The Justice Department is a police agency, not a judicial agency. No matter! If you’re an alien, you can console yourself that the “judges” who try you have a different Civil Service category than the INS “cops” who arrest you, even though both the “judges” and the “cops” work for the Attorney General.

The final safeguard for the alien-fair trial procedures-is now as meaningless as his other rights. Even without a trial by jury, even with the same Department providing both the cops and the judges, the law is still worried that aliens might get too fair a shake. So the Justice Department “courts” are either bypassed or are compelled to consider evidence in secret.

This century-old destruction of civil liberties in immigration cases has not been accompanied by any increase in efficiency on the part of immigration bureaucrats. My father observed this when he came to this country as an immigrant.
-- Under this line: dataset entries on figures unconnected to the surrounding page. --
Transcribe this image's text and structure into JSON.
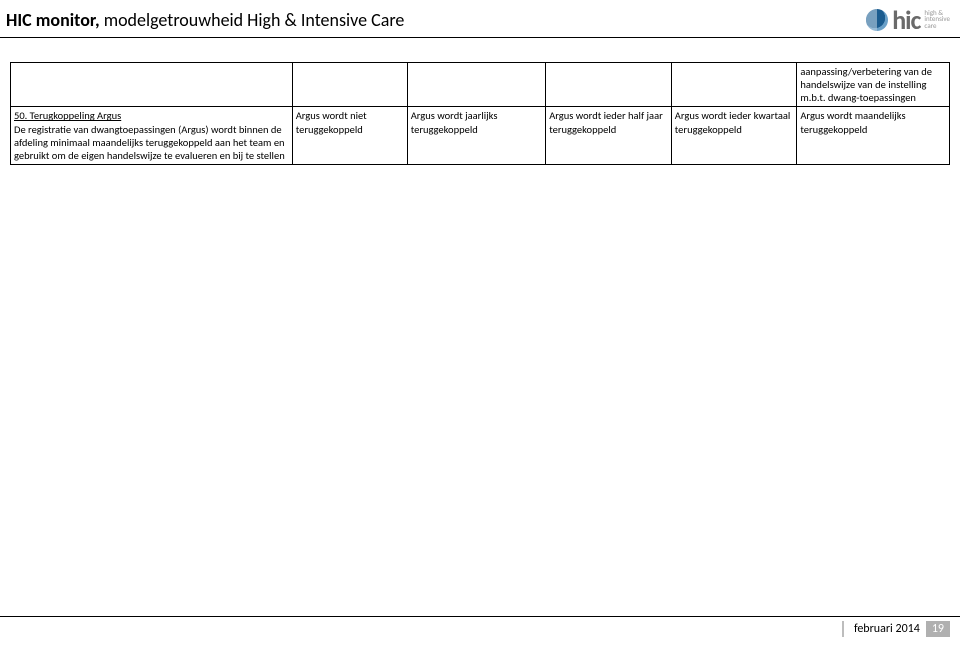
{
  "header": {
    "title_bold": "HIC monitor, ",
    "title_light": "modelgetrouwheid High & Intensive Care"
  },
  "logo": {
    "letters": "hic",
    "tag1": "high &",
    "tag2": "intensive",
    "tag3": "care"
  },
  "table": {
    "row1": {
      "c1": "",
      "c2": "",
      "c3": "",
      "c4": "",
      "c5": "",
      "c6": "aanpassing/verbetering van de handelswijze van de instelling m.b.t. dwang-toepassingen"
    },
    "row2": {
      "c1_title": "50. Terugkoppeling Argus",
      "c1_body": "De registratie van dwangtoepassingen (Argus) wordt binnen de afdeling minimaal maandelijks teruggekoppeld aan het team en gebruikt om de eigen handelswijze te evalueren en bij te stellen",
      "c2": "Argus wordt niet teruggekoppeld",
      "c3": "Argus wordt jaarlijks teruggekoppeld",
      "c4": "Argus wordt ieder half jaar teruggekoppeld",
      "c5": "Argus wordt ieder kwartaal teruggekoppeld",
      "c6": "Argus wordt maandelijks teruggekoppeld"
    }
  },
  "footer": {
    "date": "februari 2014",
    "page": "19"
  }
}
The medical examination consisted of a somewhat intoxicated official asking, “how do you feel?” The security examination consisted of a my father signing a form declaring that he was not trying to overthrow the U. S. government by force. As it happened, my father was not carrying any diseases or harboring seditious intentions. But they wouldn’t have screened him out even if he had been.

Every now and then, an expose about INS inefficiency hits the newsstands. You’d think that, without the constraints of the Bill of Rights, the INS would be able to focus on its mission of sorting out the good immigrants from the bad ones. But they can’t even scratch their own butts without first filling out an application in triplicate. You can’t blame the Bill of Rights for *that* situation.

And you can’t blame the Bill of Rights for the fact that the INS was sending out the welcome mat to terrorists long after these terrorists had blown themselves (and lots of other people) up.

Yet every time one of our security agencies messes up, the Bill of Rights will become the scapegoat. Not that the Bill of Rights *doesn’t* protect the guilty. It’s just that you can’t scapegoat the Bill of Rights for every bureaucratic foul-up.